Hal-hal itulah yang mesti kita lakukan jika kita ingin melihat terwujudnya acara dan kegiatan seni-sastra Indonesia yang sungguh-sungguh mencakup seluruh Indonesia, atau setidaknya menghadirkan perwakilan yang sungguh beragam.
Saya yakin, panitia Peretas Berkumpul telah sangat mengusahakan hal ini, dan itu menjadi pelajaran bagi saya juga bahwa hal itu sebenarnya mungkin dilakukan. Saya melihat selama acara Peretas Berkumpul tercipta sebuah ruang tempat kerja dan karya kami dinilai dari substansinya, bukan dari skala, prestise, atau nilai ekonomi semata. Di ruang itu kami dapat mengajukan pendapat dan kritik. Contohnya: kami berbicara tentang mengakomodasi kebutuhan perempuan, seperti menyediakan penitipan anak agar perempuan yang punya anak tetap dapat untuk berpartisipasi dan berkarya, tetapi kita juga tak lupa mesti mengadakan dialog tentang atau program lainnya supaya pembagian kerja dalam rumah tangga menjadi lebih adil. Contoh lainnya: kami berusaha belajar dari budaya setempat dan kearifan lokal, tetapi juga bersikap kritis terhadap praktek dan kebiasaan yang tidak mencerminkan prinsip kesetaraan dan inklusifitas. Budaya dan tradisi merupakan ciptaan manusia yang bisa diinterpretasikan dan dikembangkan sesuai dengan kebutuhan masyarakatnya.

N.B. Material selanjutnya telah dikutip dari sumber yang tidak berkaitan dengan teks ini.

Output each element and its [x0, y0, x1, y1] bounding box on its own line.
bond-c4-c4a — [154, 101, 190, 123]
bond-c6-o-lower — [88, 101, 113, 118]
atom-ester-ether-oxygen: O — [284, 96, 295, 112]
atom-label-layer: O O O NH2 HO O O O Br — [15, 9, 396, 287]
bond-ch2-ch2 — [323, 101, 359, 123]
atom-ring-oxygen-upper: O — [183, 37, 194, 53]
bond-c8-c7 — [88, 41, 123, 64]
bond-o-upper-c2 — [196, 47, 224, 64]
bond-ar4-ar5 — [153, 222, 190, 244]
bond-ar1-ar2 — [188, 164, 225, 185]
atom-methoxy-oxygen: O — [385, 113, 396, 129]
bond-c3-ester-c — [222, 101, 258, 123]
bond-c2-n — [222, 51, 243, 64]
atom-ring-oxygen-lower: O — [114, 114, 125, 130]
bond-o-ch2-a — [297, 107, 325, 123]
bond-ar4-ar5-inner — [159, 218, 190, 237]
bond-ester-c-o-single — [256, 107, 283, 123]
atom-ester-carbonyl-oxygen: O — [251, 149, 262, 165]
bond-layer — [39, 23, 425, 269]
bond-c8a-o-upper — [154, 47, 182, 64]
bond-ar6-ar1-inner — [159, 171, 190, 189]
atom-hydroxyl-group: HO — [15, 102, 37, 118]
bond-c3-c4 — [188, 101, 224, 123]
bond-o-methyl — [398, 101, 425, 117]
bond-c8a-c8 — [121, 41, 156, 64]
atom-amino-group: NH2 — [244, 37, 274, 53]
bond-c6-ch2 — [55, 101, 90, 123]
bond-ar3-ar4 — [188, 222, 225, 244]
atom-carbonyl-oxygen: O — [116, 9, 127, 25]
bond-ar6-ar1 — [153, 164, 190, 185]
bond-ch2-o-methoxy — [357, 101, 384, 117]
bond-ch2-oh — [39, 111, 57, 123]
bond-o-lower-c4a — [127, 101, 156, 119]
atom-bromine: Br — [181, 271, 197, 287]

Satu catatan dari saya, yaitu pemisahan tempat atau waktu merokok. Sepanjang acara yang lalu, walaupun bertempat di balai yang terbuka, saat sesi berlangsung banyak orang yang merokok, di dekat anak kecil sekalipun. Bagi saya hal itu cukup mengganggu konsentrasi dan kenyamanan, karena hal itu terjadi saat sesi berlangsung, bukan hanya saat santai. Saya percaya jika kita dapat mengakomodasi kebutuhan perempuan yang punya anak, kita juga dapat mengakomodasi kebutuhan mereka yang memilih untuk tidak merokok.
Semangat saya kembali segar berkat kehangatan dan solidaritas yang saya rasakan bersama kawan-kawan Peretas Berkumpul. Setelah kembali ke Jakarta, saya telah bekerja bersama beberapa alumni Peretas dalam dua kegiatan InterSastra, yaitu Fashion ForWords dan penerbitan serial Unrepressed 2019. Saya pun menjadi semakin sadar dan bertekad untuk menjalin kerja sama yang berlandaskan semangat kesetaraan dan saling belajar antara pengarah acara dan seniman, editor dan penulis.
Saya tak sabar melihat bagaimana komunitas Peretas akan berkembang dan kolaborasi apa saja yang akan lahir dari komunitas tersebut. Terima kasih banyak atas kesempatan yang telah diberikan.